サッカーの試合が行われる場合を考えよう。試合はだいたい2時間くらいで終わる。とすると、その間にトイレに行くのは観客の半分くらいだろうか。
 つまり、サッカーの試合が始まってから、トイレに行く女性は収容人数5万人のうちの4分の1、12500人くらい。ハーフタイム中にトイレに行く人は、さらにその半分で、残りは試合終了後に行くと考えよう。となると、結局、15分間のハーフタイムに、トイレに行く女性は6250人。上記と同じ理屈で考えると、15分の間にひとつのトイレがさばける人数は、10人。とすれば、女性用トイレは625個あればいい計算になる。……しかし、ネットなどの書き込みによれば、国立競技場は慢性的なトイレ不足らしく、その点に関しては評判が悪いようだ。おそらく、実際には女性用トイレはもっと少なく、500個以下ではなかろうか。

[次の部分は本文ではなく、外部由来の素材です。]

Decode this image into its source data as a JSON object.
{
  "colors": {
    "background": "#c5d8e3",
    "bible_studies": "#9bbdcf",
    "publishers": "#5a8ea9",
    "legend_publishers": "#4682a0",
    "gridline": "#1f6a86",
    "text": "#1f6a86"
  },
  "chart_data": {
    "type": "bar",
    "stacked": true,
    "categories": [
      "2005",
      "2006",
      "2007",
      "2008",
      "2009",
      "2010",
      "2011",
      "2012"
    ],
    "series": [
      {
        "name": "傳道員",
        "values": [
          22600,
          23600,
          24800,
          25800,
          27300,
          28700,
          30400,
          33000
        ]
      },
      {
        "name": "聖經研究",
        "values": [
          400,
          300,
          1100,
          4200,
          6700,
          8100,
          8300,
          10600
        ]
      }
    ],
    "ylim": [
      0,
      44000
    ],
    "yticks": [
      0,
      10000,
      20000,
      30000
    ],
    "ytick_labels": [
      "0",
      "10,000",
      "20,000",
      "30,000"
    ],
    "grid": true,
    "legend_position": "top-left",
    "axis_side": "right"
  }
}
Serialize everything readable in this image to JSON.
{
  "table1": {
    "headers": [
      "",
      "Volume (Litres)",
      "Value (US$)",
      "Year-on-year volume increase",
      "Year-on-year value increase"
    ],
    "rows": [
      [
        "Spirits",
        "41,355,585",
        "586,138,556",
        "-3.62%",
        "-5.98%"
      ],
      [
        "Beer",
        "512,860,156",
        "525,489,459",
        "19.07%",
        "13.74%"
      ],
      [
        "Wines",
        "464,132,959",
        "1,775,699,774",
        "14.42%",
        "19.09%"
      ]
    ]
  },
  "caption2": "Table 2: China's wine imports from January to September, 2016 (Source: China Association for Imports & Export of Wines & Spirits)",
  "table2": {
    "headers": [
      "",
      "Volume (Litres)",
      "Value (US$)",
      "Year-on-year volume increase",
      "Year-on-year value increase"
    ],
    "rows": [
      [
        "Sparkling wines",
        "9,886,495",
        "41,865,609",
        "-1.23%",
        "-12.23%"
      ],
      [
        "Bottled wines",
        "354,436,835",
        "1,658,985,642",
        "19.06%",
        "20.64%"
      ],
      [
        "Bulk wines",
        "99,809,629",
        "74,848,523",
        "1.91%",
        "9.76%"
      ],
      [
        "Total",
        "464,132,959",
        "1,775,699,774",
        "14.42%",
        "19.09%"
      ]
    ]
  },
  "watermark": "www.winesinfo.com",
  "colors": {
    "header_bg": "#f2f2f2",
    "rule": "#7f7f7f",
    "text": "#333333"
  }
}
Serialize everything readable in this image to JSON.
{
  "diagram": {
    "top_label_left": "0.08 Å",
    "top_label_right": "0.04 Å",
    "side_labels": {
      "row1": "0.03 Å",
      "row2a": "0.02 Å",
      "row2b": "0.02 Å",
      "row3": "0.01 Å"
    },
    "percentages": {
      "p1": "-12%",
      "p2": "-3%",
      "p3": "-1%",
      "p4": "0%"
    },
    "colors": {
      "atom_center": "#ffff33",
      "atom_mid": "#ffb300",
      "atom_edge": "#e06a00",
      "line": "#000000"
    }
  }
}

 smapのコンサートの際には数百個単位での仮設トイレの設置が必要だったと思われる。普段、男性用としているトイレを女性用に転用しても、ぜんぜん足りないはずだ。ほかに場所はないので、アリーナ席の後ろ、トラック上に設置されたのだろう。300個くらいだろうか。
 コンサートに行った人のブログなどを見ると、コンサートでメンバーのソロの曲が始まると、その人のファンではない客は、ここぞとばかりに、トイレに走ったそうである。トイレはやっぱり、足りなかったのだろう。

 こんなことを考えていくと、仮設トイレのレンタルという商売は、かなり儲かるんじゃないかという気がしてくる。